# Building my UDS Smoker...



## BlueWaveCapt (Jan 8, 2007)

This weekend I FINALLY got started on building my UDS (Ugly Drum Smoker) smoker. 

Don't have pics to share yet, but will take some this week to post up. 

Acquired a nice clean barrel from a friend in construction. It seemed to be unlined, but had some sort of a gold-ish colored varnish in the barrel to keep the original contents (joint compound) from sticking in the barrel. It was very clean inside and out and had a lid (no bung), so I was able to cut some custom exhaust pipe holes. 

Over the weekend we burned the paint and interior varnish off the barrel. I cut my air holes before the burn-out to help with high-heat burning. Took 3 days, 8 broken up pallets, 3 large bags of cheap charcoal, and 2 bottles of Vodka to get it all burned off/out, but we look good to go now. It was still smoldering Sunday afternoon, so Monday after work I went by and picked up the drum to go wash it out at the carwash. Then I pulled out the sander and wire wheel to prep the outside for paint. 

We accomplished a sweet coal basket build thanks to my friend's welding abilities. Used 2 pieces of 12 x 24 expanded metal and 1 small weber grill grate (thick one). Welded it all up with some 3" legs. Turned out very sturdy and should last for years to come.

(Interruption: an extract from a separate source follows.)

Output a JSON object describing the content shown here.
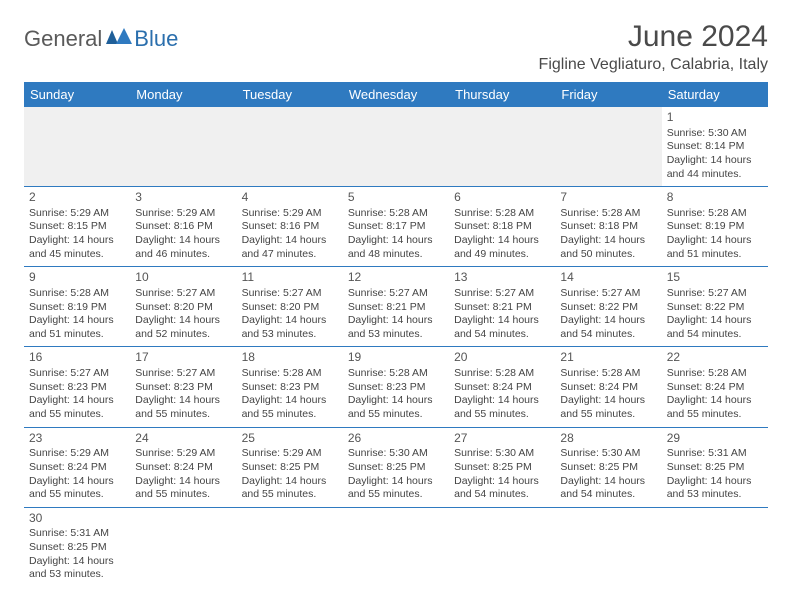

Now I have to drill my holes for the food rack and temp gauges, add my handles, a shelf, and exhaust on the lid. Then I can paint it all up and fire up the UDS for some good-times and great BBQ. I expect to do a practice run with a beer butt chicken and then try my luck at a couple pork butts for pulled pork sandwiches. Will get some pics up soon. This thing is a lot of fun to build. 

Total cost so far is about $50 for all the parts. I think I have more $$ in Vodka and charcoal for the burn-out party than I do in the actual materials for the UDS itself.


----------



## BlueWaveCapt (Jan 8, 2007)

*pics*

Here are a couple pics I took last night w/ my phone.
I still plan to add some wheels to the base to get it off the ground and maybe a Weber 22.5" grill dome top for added cooking area, but for now I'm going to try it out like this to see how I like it.


----------



## 24Buds (Dec 5, 2008)

looks great! and the price is right. Keep me posted on how well it works, but everything I have read says its goood!


----------



## trodery (Sep 13, 2006)

That looks good Kent!


----------